In general, the software is Stable Diffusion running locally on my computer (big graphic card). I use SDXL models - yes, I know Flux is better, but I have the needed LORAs only in SDXL. I use my own LORA for the female character at weight 1, Wowifier LORA at weight 0.4 for the better partial nudity, crowd_notrigger at weight 0.3 for the background people.
LORA = kind of a model plugin that teaches the base AI model about new concepts, e.g. that a crowd of people is more than just 2 persons.
Stable diffusion needs a prompt, i.e. a description what should be in the picture. For instance: "Amazing artwork, captivating digital art, oil painting, full body view, 1girl ..."
Stable diffusion has different modes, e.g. you can generate an image from the prompt alone (txt2img) or you can generate a similar image based on a previous image (img2img).
I use img2img a lot. This means I start with a picture found on the net (for instance a heroic
renaissance oil painting) and tell the AI what I want to have changed, e.g. that the main subject is female, and generate a new image. The first shot is seldomly satisfying, hence I take the new image as new input and generate a second generation image ... and so on ... until I get what I want. Sometimes I help the AI by just drawing a sketch into the image and then let the AI regenerate my sketch in more artistic style. Sometimes I do batch generation of 100 images just to find the one where, say, the hands or the face look best.

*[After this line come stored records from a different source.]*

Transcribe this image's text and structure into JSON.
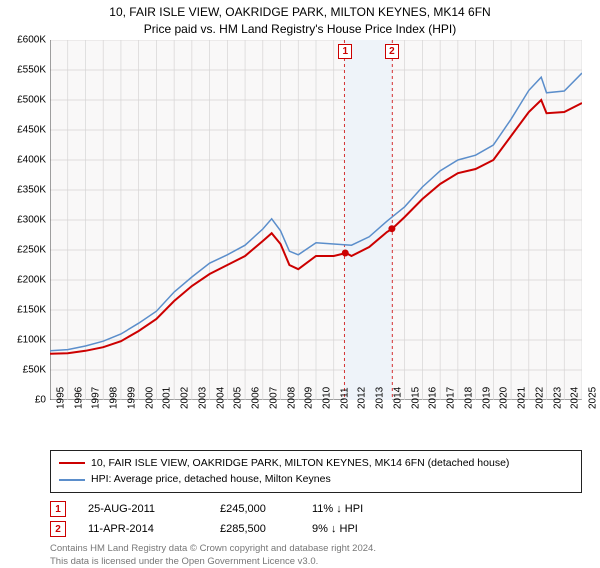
{
  "title_line1": "10, FAIR ISLE VIEW, OAKRIDGE PARK, MILTON KEYNES, MK14 6FN",
  "title_line2": "Price paid vs. HM Land Registry's House Price Index (HPI)",
  "chart": {
    "type": "line",
    "background_color": "#f9f8f8",
    "grid_color": "#d6d4d4",
    "axis_color": "#444444",
    "ylim": [
      0,
      600000
    ],
    "ytick_step": 50000,
    "y_prefix": "£",
    "y_suffix": "K",
    "xlim": [
      1995,
      2025
    ],
    "xticks": [
      1995,
      1996,
      1997,
      1998,
      1999,
      2000,
      2001,
      2002,
      2003,
      2004,
      2005,
      2006,
      2007,
      2008,
      2009,
      2010,
      2011,
      2012,
      2013,
      2014,
      2015,
      2016,
      2017,
      2018,
      2019,
      2020,
      2021,
      2022,
      2023,
      2024,
      2025
    ],
    "marker_band": {
      "start": 2011.6,
      "end": 2014.3,
      "fill": "#eef3f9"
    },
    "series": [
      {
        "name": "price_paid",
        "color": "#cc0000",
        "width": 2,
        "points": [
          [
            1995,
            77000
          ],
          [
            1996,
            78000
          ],
          [
            1997,
            82000
          ],
          [
            1998,
            88000
          ],
          [
            1999,
            98000
          ],
          [
            2000,
            115000
          ],
          [
            2001,
            135000
          ],
          [
            2002,
            165000
          ],
          [
            2003,
            190000
          ],
          [
            2004,
            210000
          ],
          [
            2005,
            225000
          ],
          [
            2006,
            240000
          ],
          [
            2007,
            265000
          ],
          [
            2007.5,
            278000
          ],
          [
            2008,
            260000
          ],
          [
            2008.5,
            225000
          ],
          [
            2009,
            218000
          ],
          [
            2010,
            240000
          ],
          [
            2011,
            240000
          ],
          [
            2011.7,
            245000
          ],
          [
            2012,
            240000
          ],
          [
            2013,
            255000
          ],
          [
            2014,
            280000
          ],
          [
            2014.3,
            285500
          ],
          [
            2015,
            305000
          ],
          [
            2016,
            335000
          ],
          [
            2017,
            360000
          ],
          [
            2018,
            378000
          ],
          [
            2019,
            385000
          ],
          [
            2020,
            400000
          ],
          [
            2021,
            440000
          ],
          [
            2022,
            480000
          ],
          [
            2022.7,
            500000
          ],
          [
            2023,
            478000
          ],
          [
            2024,
            480000
          ],
          [
            2025,
            495000
          ]
        ],
        "sale_markers": [
          {
            "x": 2011.65,
            "y": 245000,
            "label": "1"
          },
          {
            "x": 2014.28,
            "y": 285500,
            "label": "2"
          }
        ]
      },
      {
        "name": "hpi",
        "color": "#5b8ecb",
        "width": 1.5,
        "points": [
          [
            1995,
            82000
          ],
          [
            1996,
            84000
          ],
          [
            1997,
            90000
          ],
          [
            1998,
            98000
          ],
          [
            1999,
            110000
          ],
          [
            2000,
            128000
          ],
          [
            2001,
            148000
          ],
          [
            2002,
            180000
          ],
          [
            2003,
            205000
          ],
          [
            2004,
            228000
          ],
          [
            2005,
            242000
          ],
          [
            2006,
            258000
          ],
          [
            2007,
            285000
          ],
          [
            2007.5,
            302000
          ],
          [
            2008,
            282000
          ],
          [
            2008.5,
            248000
          ],
          [
            2009,
            242000
          ],
          [
            2010,
            262000
          ],
          [
            2011,
            260000
          ],
          [
            2012,
            258000
          ],
          [
            2013,
            272000
          ],
          [
            2014,
            298000
          ],
          [
            2015,
            322000
          ],
          [
            2016,
            355000
          ],
          [
            2017,
            382000
          ],
          [
            2018,
            400000
          ],
          [
            2019,
            408000
          ],
          [
            2020,
            425000
          ],
          [
            2021,
            468000
          ],
          [
            2022,
            516000
          ],
          [
            2022.7,
            538000
          ],
          [
            2023,
            512000
          ],
          [
            2024,
            515000
          ],
          [
            2025,
            545000
          ]
        ]
      }
    ]
  },
  "legend": {
    "items": [
      {
        "color": "#cc0000",
        "width": 2,
        "label": "10, FAIR ISLE VIEW, OAKRIDGE PARK, MILTON KEYNES, MK14 6FN (detached house)"
      },
      {
        "color": "#5b8ecb",
        "width": 1.5,
        "label": "HPI: Average price, detached house, Milton Keynes"
      }
    ]
  },
  "transactions": [
    {
      "num": "1",
      "date": "25-AUG-2011",
      "price": "£245,000",
      "diff": "11% ↓ HPI"
    },
    {
      "num": "2",
      "date": "11-APR-2014",
      "price": "£285,500",
      "diff": "9% ↓ HPI"
    }
  ],
  "footnote_line1": "Contains HM Land Registry data © Crown copyright and database right 2024.",
  "footnote_line2": "This data is licensed under the Open Government Licence v3.0."
}
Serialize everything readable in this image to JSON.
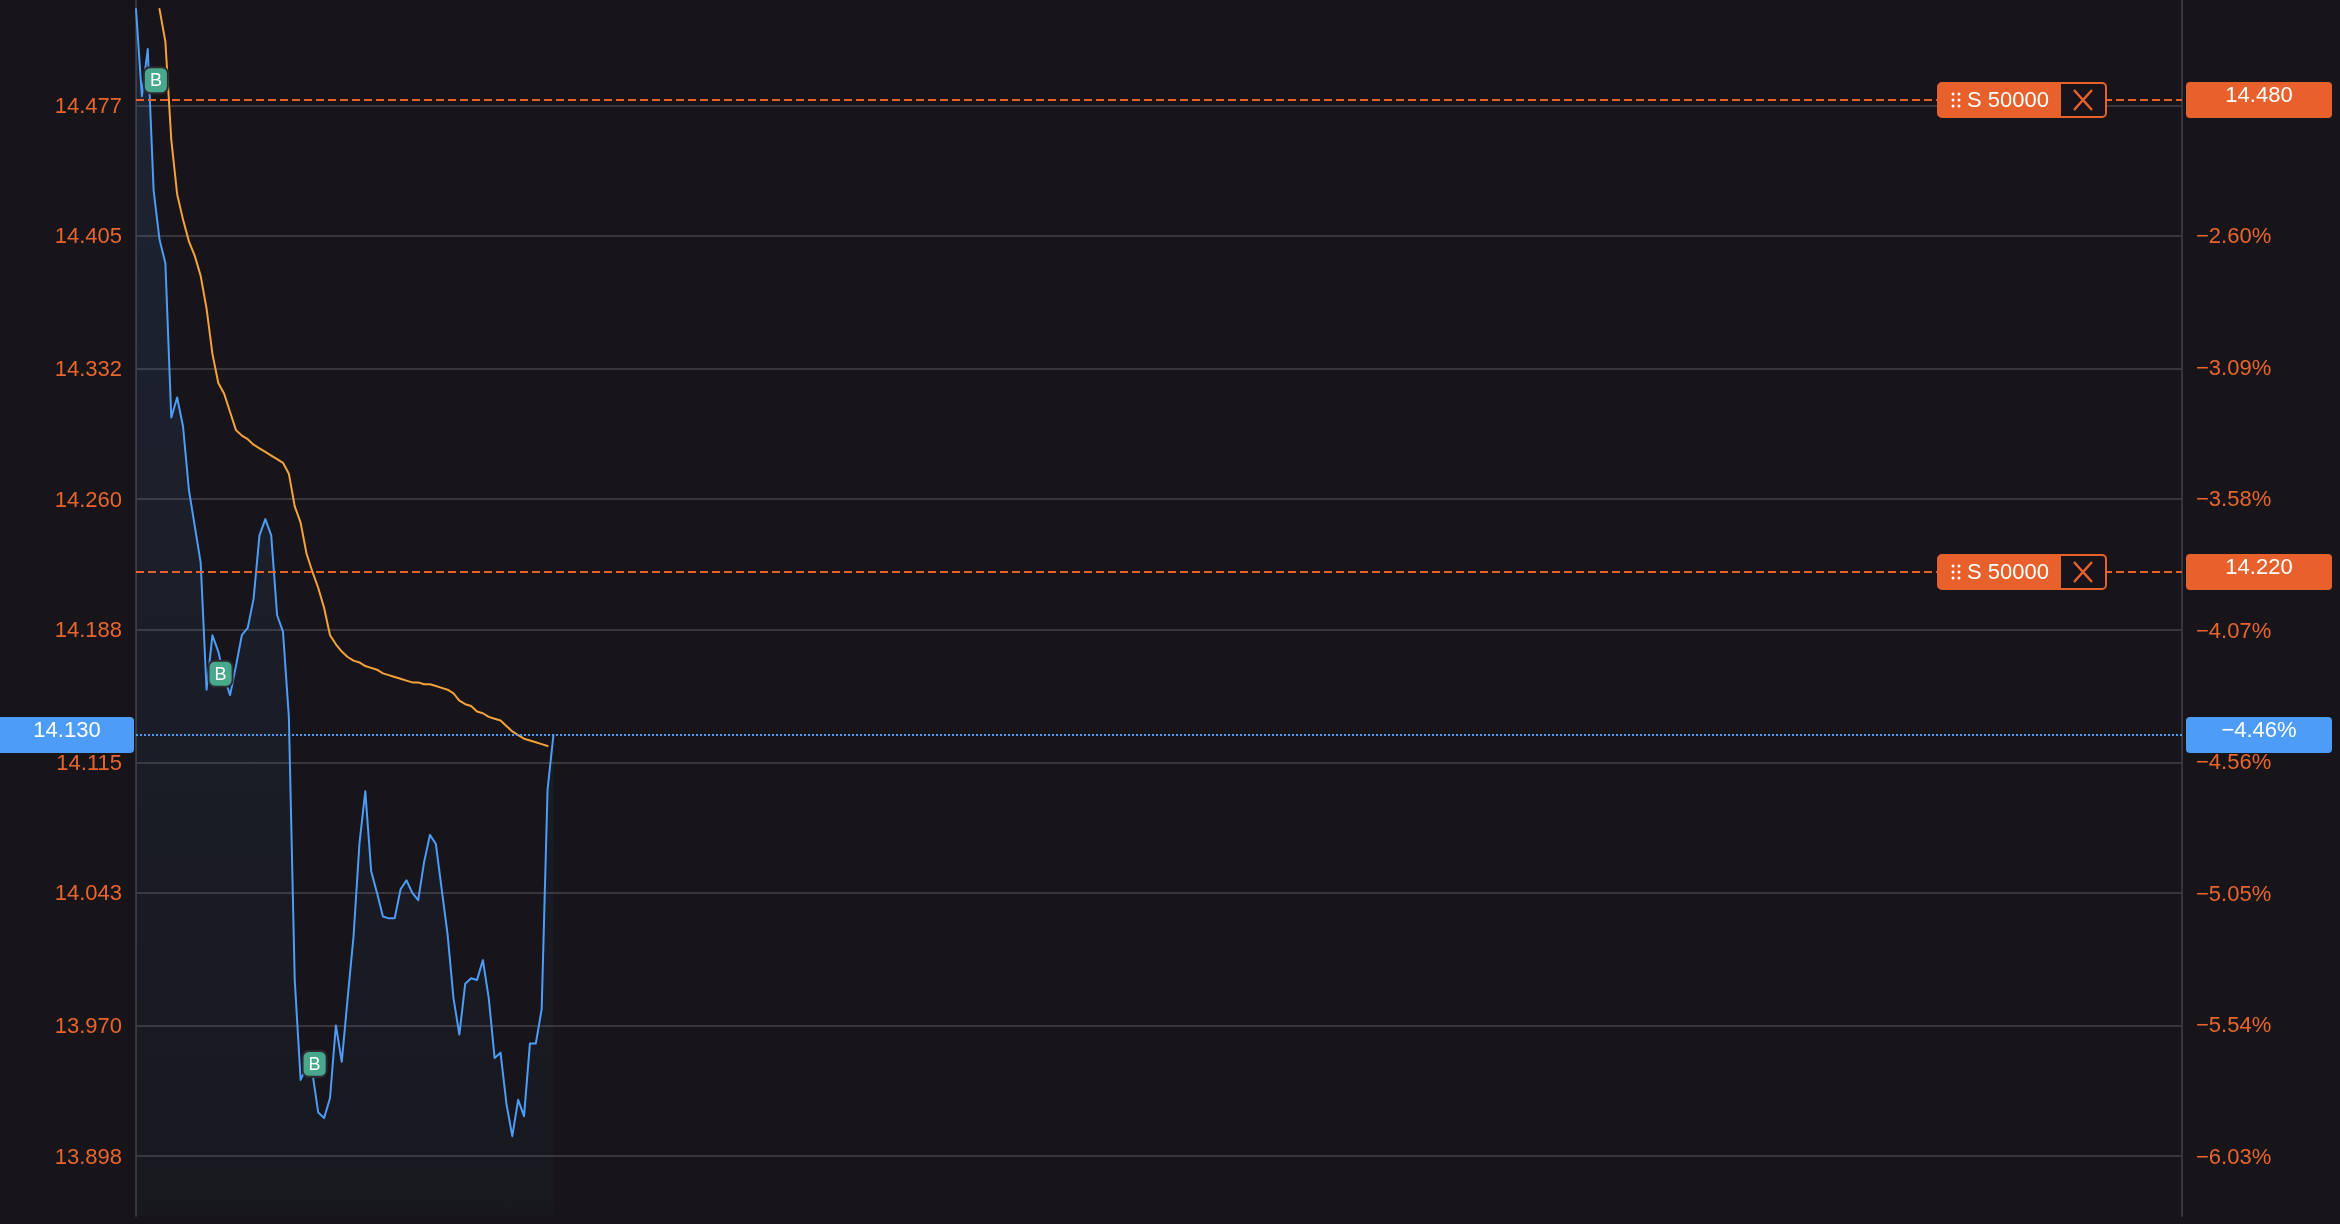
{
  "chart_data": {
    "type": "line",
    "categories": [
      null,
      null,
      null,
      null,
      null,
      null,
      null,
      null,
      null,
      null,
      null,
      null,
      null,
      null,
      null,
      null,
      null,
      null,
      null,
      null,
      null,
      null,
      null,
      null,
      null,
      null,
      null,
      null,
      null,
      null,
      null,
      null,
      null,
      null,
      null,
      null,
      null,
      null,
      null,
      null,
      null,
      null,
      null,
      null,
      null,
      null,
      null,
      null,
      null,
      null,
      null,
      null,
      null,
      null,
      null,
      null,
      null,
      null,
      null,
      null,
      null,
      null,
      null,
      null,
      null,
      null,
      null,
      null,
      null,
      null,
      null,
      null,
      null,
      null,
      null,
      null,
      null,
      null,
      null,
      null,
      null,
      null,
      null,
      null,
      null,
      null,
      null,
      null,
      null,
      null,
      null,
      null,
      null,
      null,
      null,
      null,
      null,
      null,
      null,
      null,
      null,
      null,
      null,
      null,
      null,
      null,
      null,
      null,
      null,
      null,
      null,
      null,
      null,
      null,
      null,
      null,
      null,
      null,
      null,
      null,
      null,
      null,
      null,
      null,
      null,
      null,
      null,
      null,
      null,
      null,
      null,
      null,
      null,
      null,
      null,
      null,
      null,
      null,
      null,
      null,
      null,
      null,
      null,
      null,
      null,
      null,
      null,
      null,
      null,
      null,
      null,
      null,
      null,
      null,
      null,
      null,
      null,
      null,
      null,
      null,
      null,
      null,
      null,
      null,
      null,
      null,
      null,
      null,
      null,
      null,
      null,
      null,
      null,
      null,
      null,
      null,
      null,
      null,
      null,
      null,
      null,
      null,
      null,
      null,
      null,
      null,
      null,
      null,
      null,
      null,
      null,
      null,
      null,
      null,
      null,
      null,
      null,
      null,
      null,
      null,
      null,
      null,
      null,
      null,
      null,
      null,
      null,
      null,
      null,
      null,
      null,
      null,
      null,
      null,
      null,
      null,
      null,
      null,
      null,
      null,
      null,
      null,
      null,
      null,
      null,
      null,
      null,
      null,
      null,
      null,
      null,
      null,
      null,
      null,
      null,
      null,
      null,
      null,
      null,
      null,
      null,
      null,
      null,
      null,
      null,
      null,
      null,
      null,
      null,
      null,
      null,
      null,
      null,
      null,
      null,
      null,
      null,
      null,
      null,
      null,
      null,
      null,
      null,
      null,
      null,
      null,
      null,
      null,
      null,
      null,
      null,
      null,
      null,
      null,
      null,
      null,
      null,
      null,
      null,
      null,
      null,
      null,
      null,
      null,
      null,
      null,
      null,
      null,
      null,
      null,
      null,
      null,
      null,
      null,
      null,
      null,
      null,
      null,
      null,
      null,
      null,
      null,
      null,
      null,
      null,
      null,
      null,
      null,
      null,
      null,
      null,
      null,
      null,
      null,
      null,
      null,
      null,
      null,
      null,
      null,
      null,
      null,
      null,
      null,
      null,
      null,
      null,
      null,
      null,
      null,
      null,
      null,
      null,
      null,
      null,
      null,
      null,
      null,
      null,
      null,
      null,
      null,
      null,
      null,
      null,
      null,
      null,
      null,
      null
    ],
    "series": [
      {
        "type": "area",
        "color": "#4d9cf8",
        "values": [
          14.53,
          14.482,
          14.508,
          14.43,
          14.403,
          14.39,
          14.305,
          14.316,
          14.3,
          14.265,
          14.245,
          14.225,
          14.155,
          14.185,
          14.176,
          14.162,
          14.152,
          14.168,
          14.185,
          14.189,
          14.205,
          14.24,
          14.249,
          14.24,
          14.196,
          14.187,
          14.14,
          13.995,
          13.94,
          13.947,
          13.944,
          13.922,
          13.919,
          13.93,
          13.97,
          13.95,
          13.985,
          14.019,
          14.07,
          14.099,
          14.055,
          14.043,
          14.03,
          14.029,
          14.029,
          14.045,
          14.05,
          14.043,
          14.039,
          14.06,
          14.075,
          14.07,
          14.045,
          14.02,
          13.985,
          13.965,
          13.993,
          13.996,
          13.995,
          14.006,
          13.985,
          13.952,
          13.955,
          13.927,
          13.909,
          13.929,
          13.92,
          13.96,
          13.96,
          13.979,
          14.1,
          14.13,
          null,
          null,
          null,
          null,
          null,
          null,
          null,
          null,
          null,
          null,
          null,
          null,
          null,
          null,
          null,
          null,
          null,
          null,
          null,
          null,
          null,
          null,
          null,
          null,
          null,
          null,
          null,
          null,
          null,
          null,
          null,
          null,
          null,
          null,
          null,
          null,
          null,
          null,
          null,
          null,
          null,
          null,
          null,
          null,
          null,
          null,
          null,
          null,
          null,
          null,
          null,
          null,
          null,
          null,
          null,
          null,
          null,
          null,
          null,
          null,
          null,
          null,
          null,
          null,
          null,
          null,
          null,
          null,
          null,
          null,
          null,
          null,
          null,
          null,
          null,
          null,
          null,
          null,
          null,
          null,
          null,
          null,
          null,
          null,
          null,
          null,
          null,
          null,
          null,
          null,
          null,
          null,
          null,
          null,
          null,
          null,
          null,
          null,
          null,
          null,
          null,
          null,
          null,
          null,
          null,
          null,
          null,
          null,
          null,
          null,
          null,
          null,
          null,
          null,
          null,
          null,
          null,
          null,
          null,
          null,
          null,
          null,
          null,
          null,
          null,
          null,
          null,
          null,
          null,
          null,
          null,
          null,
          null,
          null,
          null,
          null,
          null,
          null,
          null,
          null,
          null,
          null,
          null,
          null,
          null,
          null,
          null,
          null,
          null,
          null,
          null,
          null,
          null,
          null,
          null,
          null,
          null,
          null,
          null,
          null,
          null,
          null,
          null,
          null,
          null,
          null,
          null,
          null,
          null,
          null,
          null,
          null,
          null,
          null,
          null,
          null,
          null,
          null,
          null,
          null,
          null,
          null,
          null,
          null,
          null,
          null,
          null,
          null,
          null,
          null,
          null,
          null,
          null,
          null,
          null,
          null,
          null,
          null,
          null,
          null,
          null,
          null,
          null,
          null,
          null,
          null,
          null,
          null,
          null,
          null,
          null,
          null,
          null,
          null,
          null,
          null,
          null,
          null,
          null,
          null,
          null,
          null,
          null,
          null,
          null,
          null,
          null,
          null,
          null,
          null,
          null,
          null,
          null,
          null,
          null,
          null,
          null,
          null,
          null,
          null,
          null,
          null,
          null,
          null,
          null,
          null,
          null,
          null,
          null,
          null,
          null,
          null,
          null,
          null,
          null,
          null,
          null,
          null,
          null,
          null,
          null,
          null,
          null,
          null,
          null,
          null,
          null,
          null,
          null,
          null,
          null,
          null,
          null,
          null,
          null,
          null,
          null
        ]
      },
      {
        "type": "line",
        "color": "#f5a23a",
        "values": [
          null,
          null,
          null,
          null,
          14.53,
          14.512,
          14.458,
          14.428,
          14.414,
          14.402,
          14.394,
          14.383,
          14.365,
          14.34,
          14.324,
          14.318,
          14.308,
          14.298,
          14.295,
          14.293,
          14.29,
          14.288,
          14.286,
          14.284,
          14.282,
          14.28,
          14.274,
          14.256,
          14.247,
          14.23,
          14.22,
          14.211,
          14.2,
          14.185,
          14.18,
          14.176,
          14.173,
          14.171,
          14.17,
          14.168,
          14.167,
          14.166,
          14.164,
          14.163,
          14.162,
          14.161,
          14.16,
          14.159,
          14.159,
          14.158,
          14.158,
          14.157,
          14.156,
          14.155,
          14.153,
          14.149,
          14.147,
          14.146,
          14.143,
          14.142,
          14.14,
          14.139,
          14.138,
          14.135,
          14.132,
          14.13,
          14.128,
          14.127,
          14.126,
          14.125,
          14.124,
          null,
          null,
          null,
          null,
          null,
          null,
          null,
          null,
          null,
          null,
          null,
          null,
          null,
          null,
          null,
          null,
          null,
          null,
          null,
          null,
          null,
          null,
          null,
          null,
          null,
          null,
          null,
          null,
          null,
          null,
          null,
          null,
          null,
          null,
          null,
          null,
          null,
          null,
          null,
          null,
          null,
          null,
          null,
          null,
          null,
          null,
          null,
          null,
          null,
          null,
          null,
          null,
          null,
          null,
          null,
          null,
          null,
          null,
          null,
          null,
          null,
          null,
          null,
          null,
          null,
          null,
          null,
          null,
          null,
          null,
          null,
          null,
          null,
          null,
          null,
          null,
          null,
          null,
          null,
          null,
          null,
          null,
          null,
          null,
          null,
          null,
          null,
          null,
          null,
          null,
          null,
          null,
          null,
          null,
          null,
          null,
          null,
          null,
          null,
          null,
          null,
          null,
          null,
          null,
          null,
          null,
          null,
          null,
          null,
          null,
          null,
          null,
          null,
          null,
          null,
          null,
          null,
          null,
          null,
          null,
          null,
          null,
          null,
          null,
          null,
          null,
          null,
          null,
          null,
          null,
          null,
          null,
          null,
          null,
          null,
          null,
          null,
          null,
          null,
          null,
          null,
          null,
          null,
          null,
          null,
          null,
          null,
          null,
          null,
          null,
          null,
          null,
          null,
          null,
          null,
          null,
          null,
          null,
          null,
          null,
          null,
          null,
          null,
          null,
          null,
          null,
          null,
          null,
          null,
          null,
          null,
          null,
          null,
          null,
          null,
          null,
          null,
          null,
          null,
          null,
          null,
          null,
          null,
          null,
          null,
          null,
          null,
          null,
          null,
          null,
          null,
          null,
          null,
          null,
          null,
          null,
          null,
          null,
          null,
          null,
          null,
          null,
          null,
          null,
          null,
          null,
          null,
          null,
          null,
          null,
          null,
          null,
          null,
          null,
          null,
          null,
          null,
          null,
          null,
          null,
          null,
          null,
          null,
          null,
          null,
          null,
          null,
          null,
          null,
          null,
          null,
          null,
          null,
          null,
          null,
          null,
          null,
          null,
          null,
          null,
          null,
          null,
          null,
          null,
          null,
          null,
          null,
          null,
          null,
          null,
          null,
          null,
          null,
          null,
          null,
          null,
          null,
          null,
          null,
          null,
          null,
          null,
          null,
          null,
          null,
          null,
          null,
          null,
          null,
          null,
          null,
          null,
          null,
          null,
          null,
          null,
          null,
          null
        ]
      }
    ],
    "ylim": [
      13.865,
      14.535
    ],
    "yticks": [
      {
        "value": 14.477,
        "label": "14.477"
      },
      {
        "value": 14.405,
        "label": "14.405"
      },
      {
        "value": 14.332,
        "label": "14.332"
      },
      {
        "value": 14.26,
        "label": "14.260"
      },
      {
        "value": 14.188,
        "label": "14.188"
      },
      {
        "value": 14.115,
        "label": "14.115"
      },
      {
        "value": 14.043,
        "label": "14.043"
      },
      {
        "value": 13.97,
        "label": "13.970"
      },
      {
        "value": 13.898,
        "label": "13.898"
      }
    ],
    "y2lim": [
      -6.252,
      -1.722
    ],
    "y2ticks": [
      {
        "value": -2.6,
        "label": "−2.60%"
      },
      {
        "value": -3.09,
        "label": "−3.09%"
      },
      {
        "value": -3.58,
        "label": "−3.58%"
      },
      {
        "value": -4.07,
        "label": "−4.07%"
      },
      {
        "value": -4.56,
        "label": "−4.56%"
      },
      {
        "value": -5.05,
        "label": "−5.05%"
      },
      {
        "value": -5.54,
        "label": "−5.54%"
      },
      {
        "value": -6.03,
        "label": "−6.03%"
      }
    ],
    "ref_lines": [
      {
        "axis": "y",
        "value": 14.48,
        "label": "14.480",
        "color": "#e8612c",
        "line_style": "dashed"
      },
      {
        "axis": "y",
        "value": 14.22,
        "label": "14.220",
        "color": "#e8612c",
        "line_style": "dashed"
      },
      {
        "axis": "y",
        "value": 14.13,
        "label": "14.130",
        "color": "#4d9cf8",
        "line_style": "dotted"
      }
    ],
    "annotations": [
      {
        "text": "S 50000",
        "y": 14.48
      },
      {
        "text": "S 50000",
        "y": 14.22
      },
      "−4.46%",
      {
        "text": "B",
        "y": 14.482
      },
      {
        "text": "B",
        "y": 14.155
      },
      {
        "text": "B",
        "y": 13.94
      }
    ],
    "grid": "y",
    "marker": "none",
    "line_style": "solid"
  }
}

At the end, I have plenty of generated images of the same scene. I merge them together via a Photo Editor, say, from one picture, I take the face, from another picture the left hand, right hand, feet and so on. The blended image goes through the AI one final time with low denoise ratio (< 0.3) to give it the final touch. At the end there are steps to sharpen the image and to enlarge it to the desired size.